Macrophage Adaptation to Hypoxia: Metabolism, Migration, and Phagocytosis

Lu Yuan^1,2*Tiemen Mellema¹Gésinda I. Geertsema-Doornbusch¹Henny C Van Der Mei^1*

• ¹University Medical Center Groningen, Groningen, Netherlands
• ²Universitair Medisch Centrum Groningen, Groningen, Netherlands

Background: Hypoxia is a hallmark of many diseases, including periodontitis, where it influences immune cell behavior. In low-oxygen conditions, macrophages shift toward glycolytic metabolism, altering their phenotype and function, However, it remains unclear how these functional changes affect the interaction between macrophages and oral bacteria in the hypoxic environment of infectious tissue. Methods: In this study, which focused on periodontitis, we addressed this gap by investigating how physiologically relevant low oxygen tension (2% O₂) compared to normoxia (20% O₂), modulates macrophage metabolism, morphology, migration, and interaction with both commensal and pathogenic oral bacteria.
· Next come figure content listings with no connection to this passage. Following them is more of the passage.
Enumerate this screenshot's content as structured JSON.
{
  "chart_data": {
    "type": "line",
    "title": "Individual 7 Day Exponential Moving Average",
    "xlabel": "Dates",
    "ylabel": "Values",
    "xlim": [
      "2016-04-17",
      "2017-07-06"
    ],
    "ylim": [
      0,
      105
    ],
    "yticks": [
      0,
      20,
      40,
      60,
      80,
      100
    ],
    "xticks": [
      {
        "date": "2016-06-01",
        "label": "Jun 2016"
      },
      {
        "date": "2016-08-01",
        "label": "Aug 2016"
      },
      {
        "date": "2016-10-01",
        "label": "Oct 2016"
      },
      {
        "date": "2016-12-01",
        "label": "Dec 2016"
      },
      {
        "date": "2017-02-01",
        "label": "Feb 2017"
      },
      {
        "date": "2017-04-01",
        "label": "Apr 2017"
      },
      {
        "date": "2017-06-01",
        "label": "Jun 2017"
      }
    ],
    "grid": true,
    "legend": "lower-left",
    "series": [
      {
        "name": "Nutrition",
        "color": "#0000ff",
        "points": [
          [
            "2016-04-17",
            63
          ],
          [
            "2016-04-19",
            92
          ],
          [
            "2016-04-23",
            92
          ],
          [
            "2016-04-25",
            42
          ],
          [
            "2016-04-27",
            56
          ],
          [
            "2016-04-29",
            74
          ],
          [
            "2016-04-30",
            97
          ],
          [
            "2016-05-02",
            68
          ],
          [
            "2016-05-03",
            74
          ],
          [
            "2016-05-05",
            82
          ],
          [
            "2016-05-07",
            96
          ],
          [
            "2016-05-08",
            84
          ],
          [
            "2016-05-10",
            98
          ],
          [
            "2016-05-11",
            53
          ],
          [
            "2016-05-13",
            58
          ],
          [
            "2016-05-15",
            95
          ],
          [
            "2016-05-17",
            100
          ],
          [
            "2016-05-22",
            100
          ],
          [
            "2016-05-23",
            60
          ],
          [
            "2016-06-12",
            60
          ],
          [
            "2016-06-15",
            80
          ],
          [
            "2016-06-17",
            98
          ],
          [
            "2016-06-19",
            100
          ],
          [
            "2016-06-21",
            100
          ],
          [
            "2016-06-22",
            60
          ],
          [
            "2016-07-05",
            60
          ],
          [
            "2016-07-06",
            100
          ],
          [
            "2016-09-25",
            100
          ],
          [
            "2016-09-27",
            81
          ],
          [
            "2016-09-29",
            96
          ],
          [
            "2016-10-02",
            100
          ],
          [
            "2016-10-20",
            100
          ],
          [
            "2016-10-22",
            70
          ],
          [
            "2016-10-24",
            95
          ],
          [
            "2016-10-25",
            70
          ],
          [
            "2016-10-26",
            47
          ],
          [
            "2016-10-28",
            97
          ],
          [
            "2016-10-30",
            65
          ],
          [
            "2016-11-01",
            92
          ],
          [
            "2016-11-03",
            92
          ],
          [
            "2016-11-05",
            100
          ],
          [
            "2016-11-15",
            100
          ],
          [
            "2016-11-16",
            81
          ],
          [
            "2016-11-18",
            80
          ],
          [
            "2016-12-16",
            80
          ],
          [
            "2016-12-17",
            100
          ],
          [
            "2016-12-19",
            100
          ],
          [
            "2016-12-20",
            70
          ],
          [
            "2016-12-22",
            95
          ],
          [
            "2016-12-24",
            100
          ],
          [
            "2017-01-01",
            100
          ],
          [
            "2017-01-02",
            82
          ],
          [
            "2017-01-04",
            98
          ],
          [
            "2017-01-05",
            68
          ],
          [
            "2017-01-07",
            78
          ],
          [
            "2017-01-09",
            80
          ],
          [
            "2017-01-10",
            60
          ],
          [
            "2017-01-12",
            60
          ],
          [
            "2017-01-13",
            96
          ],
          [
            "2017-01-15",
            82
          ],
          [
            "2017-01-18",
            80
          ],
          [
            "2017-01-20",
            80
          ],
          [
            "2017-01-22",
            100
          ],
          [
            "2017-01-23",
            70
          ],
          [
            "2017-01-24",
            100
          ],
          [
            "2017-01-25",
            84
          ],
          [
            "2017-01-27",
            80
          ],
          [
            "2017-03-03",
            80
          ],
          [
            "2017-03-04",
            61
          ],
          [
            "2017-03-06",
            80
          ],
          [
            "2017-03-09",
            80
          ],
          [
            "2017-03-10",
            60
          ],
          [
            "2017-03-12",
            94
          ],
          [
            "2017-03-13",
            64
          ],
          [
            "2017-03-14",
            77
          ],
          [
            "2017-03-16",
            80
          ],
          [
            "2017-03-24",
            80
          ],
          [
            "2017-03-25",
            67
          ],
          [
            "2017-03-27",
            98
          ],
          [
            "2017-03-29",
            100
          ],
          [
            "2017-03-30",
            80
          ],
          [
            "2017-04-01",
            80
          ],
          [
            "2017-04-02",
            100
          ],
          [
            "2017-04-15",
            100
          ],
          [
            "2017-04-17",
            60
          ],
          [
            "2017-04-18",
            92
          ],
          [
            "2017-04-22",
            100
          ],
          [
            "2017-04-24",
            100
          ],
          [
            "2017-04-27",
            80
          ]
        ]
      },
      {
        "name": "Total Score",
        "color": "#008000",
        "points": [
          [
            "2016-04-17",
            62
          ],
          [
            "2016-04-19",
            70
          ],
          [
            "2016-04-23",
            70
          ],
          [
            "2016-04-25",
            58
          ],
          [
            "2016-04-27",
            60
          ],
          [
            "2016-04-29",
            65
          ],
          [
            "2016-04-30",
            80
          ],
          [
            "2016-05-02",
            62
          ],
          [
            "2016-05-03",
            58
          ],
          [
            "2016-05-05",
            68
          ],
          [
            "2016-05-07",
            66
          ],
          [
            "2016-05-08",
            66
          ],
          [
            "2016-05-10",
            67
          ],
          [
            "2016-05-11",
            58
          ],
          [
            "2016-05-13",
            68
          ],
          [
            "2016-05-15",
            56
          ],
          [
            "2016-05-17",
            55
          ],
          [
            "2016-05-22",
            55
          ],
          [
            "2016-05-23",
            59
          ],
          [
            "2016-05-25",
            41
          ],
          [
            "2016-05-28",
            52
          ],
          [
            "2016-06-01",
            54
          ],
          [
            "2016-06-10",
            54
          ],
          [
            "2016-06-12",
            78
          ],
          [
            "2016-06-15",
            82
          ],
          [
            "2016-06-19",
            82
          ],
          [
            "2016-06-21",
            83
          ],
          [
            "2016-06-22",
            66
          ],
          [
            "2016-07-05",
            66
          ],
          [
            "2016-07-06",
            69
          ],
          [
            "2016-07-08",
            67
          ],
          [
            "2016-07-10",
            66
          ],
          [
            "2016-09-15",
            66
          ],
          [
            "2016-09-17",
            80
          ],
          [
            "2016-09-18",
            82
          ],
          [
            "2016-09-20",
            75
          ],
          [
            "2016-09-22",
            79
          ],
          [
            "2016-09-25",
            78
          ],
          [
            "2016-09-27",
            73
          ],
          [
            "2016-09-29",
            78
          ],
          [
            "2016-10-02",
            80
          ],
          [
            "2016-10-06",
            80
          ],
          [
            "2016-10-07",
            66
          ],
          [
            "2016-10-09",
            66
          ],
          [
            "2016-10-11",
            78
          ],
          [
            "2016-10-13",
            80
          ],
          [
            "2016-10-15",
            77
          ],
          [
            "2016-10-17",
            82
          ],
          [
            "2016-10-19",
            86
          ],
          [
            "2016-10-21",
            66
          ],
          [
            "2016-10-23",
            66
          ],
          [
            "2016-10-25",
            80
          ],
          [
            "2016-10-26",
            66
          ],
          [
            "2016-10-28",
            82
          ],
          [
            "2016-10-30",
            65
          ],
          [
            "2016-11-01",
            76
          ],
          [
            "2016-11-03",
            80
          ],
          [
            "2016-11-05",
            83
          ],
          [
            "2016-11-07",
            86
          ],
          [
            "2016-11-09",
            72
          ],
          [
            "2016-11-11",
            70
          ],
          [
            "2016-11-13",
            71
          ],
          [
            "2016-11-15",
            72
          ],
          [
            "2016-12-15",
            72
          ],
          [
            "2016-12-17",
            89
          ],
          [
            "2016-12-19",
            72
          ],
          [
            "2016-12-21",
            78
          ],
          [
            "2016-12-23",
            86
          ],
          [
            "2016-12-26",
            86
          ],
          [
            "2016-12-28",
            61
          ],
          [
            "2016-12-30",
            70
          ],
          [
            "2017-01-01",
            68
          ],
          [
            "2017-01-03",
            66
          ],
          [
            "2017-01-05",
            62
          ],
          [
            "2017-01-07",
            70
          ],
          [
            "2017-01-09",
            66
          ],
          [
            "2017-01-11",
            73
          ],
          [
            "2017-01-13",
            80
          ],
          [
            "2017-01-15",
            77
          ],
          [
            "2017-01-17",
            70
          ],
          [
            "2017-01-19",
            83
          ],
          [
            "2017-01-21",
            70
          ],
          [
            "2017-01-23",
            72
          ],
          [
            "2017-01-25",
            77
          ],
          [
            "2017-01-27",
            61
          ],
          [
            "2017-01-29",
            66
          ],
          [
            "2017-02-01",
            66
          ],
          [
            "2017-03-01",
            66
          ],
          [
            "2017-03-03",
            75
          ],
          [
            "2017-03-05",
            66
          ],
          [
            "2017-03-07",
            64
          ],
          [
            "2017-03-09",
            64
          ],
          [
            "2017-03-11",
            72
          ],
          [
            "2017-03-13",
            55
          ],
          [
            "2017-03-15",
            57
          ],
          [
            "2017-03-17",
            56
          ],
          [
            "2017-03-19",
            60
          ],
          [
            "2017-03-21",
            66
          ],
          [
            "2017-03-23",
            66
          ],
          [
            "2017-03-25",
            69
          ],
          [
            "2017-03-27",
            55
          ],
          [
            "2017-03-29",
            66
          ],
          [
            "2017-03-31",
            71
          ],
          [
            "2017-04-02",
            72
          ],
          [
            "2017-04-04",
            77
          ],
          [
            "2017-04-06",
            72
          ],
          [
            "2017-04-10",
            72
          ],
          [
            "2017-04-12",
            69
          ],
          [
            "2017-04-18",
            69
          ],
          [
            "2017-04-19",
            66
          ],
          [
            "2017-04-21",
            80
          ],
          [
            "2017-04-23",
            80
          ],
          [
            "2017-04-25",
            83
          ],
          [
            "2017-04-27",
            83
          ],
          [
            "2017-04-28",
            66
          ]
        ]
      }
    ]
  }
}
Results: Hypoxia activated the HIF-1α signaling pathway, induced glycolytic metabolism, reduced proliferation, and led to a rounded morphology with amoeboid migration characteristics. Despite reduced mobility, hypoxic macrophages maintained phagocytic capacity and effectively limited the intracellular proliferation of Streptococcus oralis and Porphyromonas gingivalis. Hypoxia also altered cytokine profiles, with increased IL-1β and IL-10, and reduced TNF-α, and enhanced reactive oxygen species production. Conclusion: These findings highlight the plasticity of macrophages in adapting to low-oxygen environments and underscore their potential role in host defense and inflammation resolution in periodontal disease. Modulating these responses may inform novel therapeutic approaches targeting hypoxia-associated immune dysfunction.